ファルサ将軍の回想
時間はヒュッドラルギュルム・アーダマス同盟が成立する少し前まで遡る。
「こいつは、まずいかもしれませんね」
サルースは相変わらずの薄笑いを浮かべて言った。ファルサにはまったくまずいように見えない彼の態度だが、もともと表情に出るタイプではない。訓練以外で泣き言を漏らすことのない彼がまずいと口に出すのだから相当なのだと推測する。
「どうやら、ヒュッドラルギュルムとアーダマスが手を組むようです」
サルースはリムス中に間者を放ち、独自の情報網を構築していた。その間者からの報告だった。

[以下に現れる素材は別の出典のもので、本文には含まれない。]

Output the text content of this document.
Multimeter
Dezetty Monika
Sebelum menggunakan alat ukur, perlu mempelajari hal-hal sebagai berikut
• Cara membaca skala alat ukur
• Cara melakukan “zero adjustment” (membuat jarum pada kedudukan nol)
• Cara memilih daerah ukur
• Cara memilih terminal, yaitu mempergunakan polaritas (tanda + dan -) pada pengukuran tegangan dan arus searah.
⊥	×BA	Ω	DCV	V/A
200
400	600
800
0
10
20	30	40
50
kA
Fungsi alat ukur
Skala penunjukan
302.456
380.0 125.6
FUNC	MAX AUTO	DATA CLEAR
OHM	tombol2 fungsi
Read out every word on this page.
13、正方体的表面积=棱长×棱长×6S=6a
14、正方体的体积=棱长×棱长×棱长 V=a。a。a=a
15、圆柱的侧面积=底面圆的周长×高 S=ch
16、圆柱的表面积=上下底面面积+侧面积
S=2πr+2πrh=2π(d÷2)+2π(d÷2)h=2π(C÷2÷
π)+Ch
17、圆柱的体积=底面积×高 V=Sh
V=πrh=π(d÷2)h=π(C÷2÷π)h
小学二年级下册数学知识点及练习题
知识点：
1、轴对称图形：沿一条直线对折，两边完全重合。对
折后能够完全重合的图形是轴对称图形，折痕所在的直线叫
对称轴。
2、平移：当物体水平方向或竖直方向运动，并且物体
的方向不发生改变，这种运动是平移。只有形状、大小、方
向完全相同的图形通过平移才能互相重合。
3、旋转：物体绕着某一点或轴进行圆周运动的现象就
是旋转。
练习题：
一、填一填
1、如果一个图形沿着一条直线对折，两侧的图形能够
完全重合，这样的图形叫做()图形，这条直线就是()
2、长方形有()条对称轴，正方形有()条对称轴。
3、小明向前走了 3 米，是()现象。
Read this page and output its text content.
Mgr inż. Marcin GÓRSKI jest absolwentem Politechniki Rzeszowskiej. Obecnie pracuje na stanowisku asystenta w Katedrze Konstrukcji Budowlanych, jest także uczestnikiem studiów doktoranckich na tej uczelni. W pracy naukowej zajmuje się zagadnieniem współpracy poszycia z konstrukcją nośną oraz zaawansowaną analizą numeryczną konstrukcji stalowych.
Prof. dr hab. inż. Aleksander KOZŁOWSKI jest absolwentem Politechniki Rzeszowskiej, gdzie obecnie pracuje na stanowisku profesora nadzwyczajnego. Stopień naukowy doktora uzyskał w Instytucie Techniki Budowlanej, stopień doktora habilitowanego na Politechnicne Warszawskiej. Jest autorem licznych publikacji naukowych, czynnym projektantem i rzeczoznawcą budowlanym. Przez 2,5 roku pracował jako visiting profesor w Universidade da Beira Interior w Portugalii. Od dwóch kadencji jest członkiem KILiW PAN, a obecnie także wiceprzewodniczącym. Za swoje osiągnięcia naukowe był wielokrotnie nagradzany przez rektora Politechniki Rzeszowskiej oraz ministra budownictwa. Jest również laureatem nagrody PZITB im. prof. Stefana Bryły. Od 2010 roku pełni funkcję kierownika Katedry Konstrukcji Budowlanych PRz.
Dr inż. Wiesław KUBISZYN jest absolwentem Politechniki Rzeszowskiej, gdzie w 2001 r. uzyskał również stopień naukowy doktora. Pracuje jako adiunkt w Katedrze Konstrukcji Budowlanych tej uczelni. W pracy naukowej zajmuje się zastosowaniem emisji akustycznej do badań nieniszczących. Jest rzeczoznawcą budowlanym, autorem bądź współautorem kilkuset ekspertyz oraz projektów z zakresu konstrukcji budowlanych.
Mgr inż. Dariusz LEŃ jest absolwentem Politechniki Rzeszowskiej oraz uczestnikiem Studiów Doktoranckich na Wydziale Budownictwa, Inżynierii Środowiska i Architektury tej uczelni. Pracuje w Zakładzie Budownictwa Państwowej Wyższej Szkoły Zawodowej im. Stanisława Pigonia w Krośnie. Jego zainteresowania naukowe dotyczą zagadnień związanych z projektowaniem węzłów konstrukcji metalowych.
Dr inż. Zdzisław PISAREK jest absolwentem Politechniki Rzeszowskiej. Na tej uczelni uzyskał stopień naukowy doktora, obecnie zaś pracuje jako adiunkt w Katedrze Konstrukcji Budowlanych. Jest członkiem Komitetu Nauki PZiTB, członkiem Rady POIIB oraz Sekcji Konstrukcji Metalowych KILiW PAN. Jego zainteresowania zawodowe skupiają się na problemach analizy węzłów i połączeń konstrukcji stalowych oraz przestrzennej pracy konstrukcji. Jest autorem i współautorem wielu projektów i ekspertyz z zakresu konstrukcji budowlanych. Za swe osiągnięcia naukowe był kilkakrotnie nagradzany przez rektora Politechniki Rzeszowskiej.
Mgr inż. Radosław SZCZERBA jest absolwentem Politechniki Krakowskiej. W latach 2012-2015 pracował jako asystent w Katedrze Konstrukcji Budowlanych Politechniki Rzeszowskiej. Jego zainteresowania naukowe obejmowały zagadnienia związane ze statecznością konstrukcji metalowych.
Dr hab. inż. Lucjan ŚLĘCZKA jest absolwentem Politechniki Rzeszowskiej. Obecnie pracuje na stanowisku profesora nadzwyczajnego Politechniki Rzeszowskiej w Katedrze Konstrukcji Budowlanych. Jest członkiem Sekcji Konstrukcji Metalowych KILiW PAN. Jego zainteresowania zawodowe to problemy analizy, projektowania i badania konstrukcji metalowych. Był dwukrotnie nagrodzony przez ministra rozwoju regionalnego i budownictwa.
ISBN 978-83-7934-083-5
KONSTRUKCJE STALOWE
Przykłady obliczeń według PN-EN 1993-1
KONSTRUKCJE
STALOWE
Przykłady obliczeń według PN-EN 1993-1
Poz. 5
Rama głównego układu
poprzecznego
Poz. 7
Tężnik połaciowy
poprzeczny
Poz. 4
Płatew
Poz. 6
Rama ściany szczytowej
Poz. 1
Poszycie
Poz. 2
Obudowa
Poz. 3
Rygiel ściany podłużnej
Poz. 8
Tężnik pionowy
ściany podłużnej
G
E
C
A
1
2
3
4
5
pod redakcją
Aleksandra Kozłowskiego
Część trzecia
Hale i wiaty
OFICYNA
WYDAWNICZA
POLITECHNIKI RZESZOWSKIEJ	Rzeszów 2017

「いずれ、こういう事態に陥ることは想定していたはずだ。その為の準備も行ってきた。悪い状況にかわりはないが、やりようはある。テンプルムにいる姫様にもご協力いただき、全面衝突を避け、交渉による解決を目指して同盟国に働きかければ」
「残念ながら、事態はすでにその段階を置き去りにしておりますね」
手遅れです、とサルースは両手をあげた。
「手遅れ? どういうことだ」
「話し合いの段階じゃないってことですよ。いや、正確には話し合いをするつもりがないってことでしょうか」
「大国には交渉するつもりがない、ということか?」
「逆です。十三国同盟に交渉の意志がないのです」
「馬鹿な!」
ファルサは思わず叫んだ。
「十三国の力を合わせれば、確かに大国にも負けないだろう。だが、どれほどの犠牲が出るかわからない。よしんばこの戦いに勝てたとして、残る二つの大国が黙って見ている分けがない」
「ええ、仰ることはわかります。戦って疲弊するのは向こうも同じ。なので、ヒュッドラルギュルムもアーダマスも、こちらが初手交渉で来ると見越し、待ち構えているでしょう。二つの大国の同盟は、自分たちを大きく見せ、交渉を上手く運ぶためです。だからこそ、彼らは交渉の席に必ずつく」
「交渉は向こうにとっても望むところのはずだ。そもそも、今回の騒動は十三国同盟の本意ではない。一個人の暴走で、想定外の事態だ。お互い被害者の様なものなのだから、丸く収める事だって可能だろうに」
「多少、コンヒュムには我慢を強いるでしょうがね。僕としてもそれが最善だとは思います。が、各方面に潜らせた間者からの情報ですが、十三国の内、コンヒュム、カンプウ、プロフド、モンス、ベルリー、ケーラ、この六国が戦う方向で動いているようです」
「毎度思うのだが、お前の部下はどうやってそんな情報を」
「聞きたいです?」
サルースがにやりと怪しく笑った。
「いや、やめておく。有用なのは間違いないからな。・・・話を続けてくれ」
「はい。既にテンプルムの北、テンプス平原に戦力、および物資が大量に集められています。さて、ここで気になるのが」
「なぜ同盟の決議もとらず、既に六国は戦うつもりなのか」
「その通りです。そりゃあテオロクルムとカルタイは先のアドナ事件の後始末でそれどころではなく、ゲヌス、ピラタはどうせ様子見を決め込んで強い方につくでしょう。セナトゥス、ルシャナフダに関しては議会が紛糾したりで意思決定が遅いから、それにつられて機を逃したくないというのもわからなくはないです。しかし、事は大国との戦いです。十三国の連携が取れなければ『普通は』勝てません」
普通は、を妙に強調してサルースは言った。
「動機がちょっと読めないんですよ」
「それは、これまで虐げられてきた復讐だとか、これ以上支配される恐怖に怯えないためだとか」
「将軍じゃないんだから、そんな感情論だけで動くわけないでしょう」
ファルサの拳骨がサルースの脳天に落ちた。しばし悶絶し、サルースはちょっと涙目で話を再開する。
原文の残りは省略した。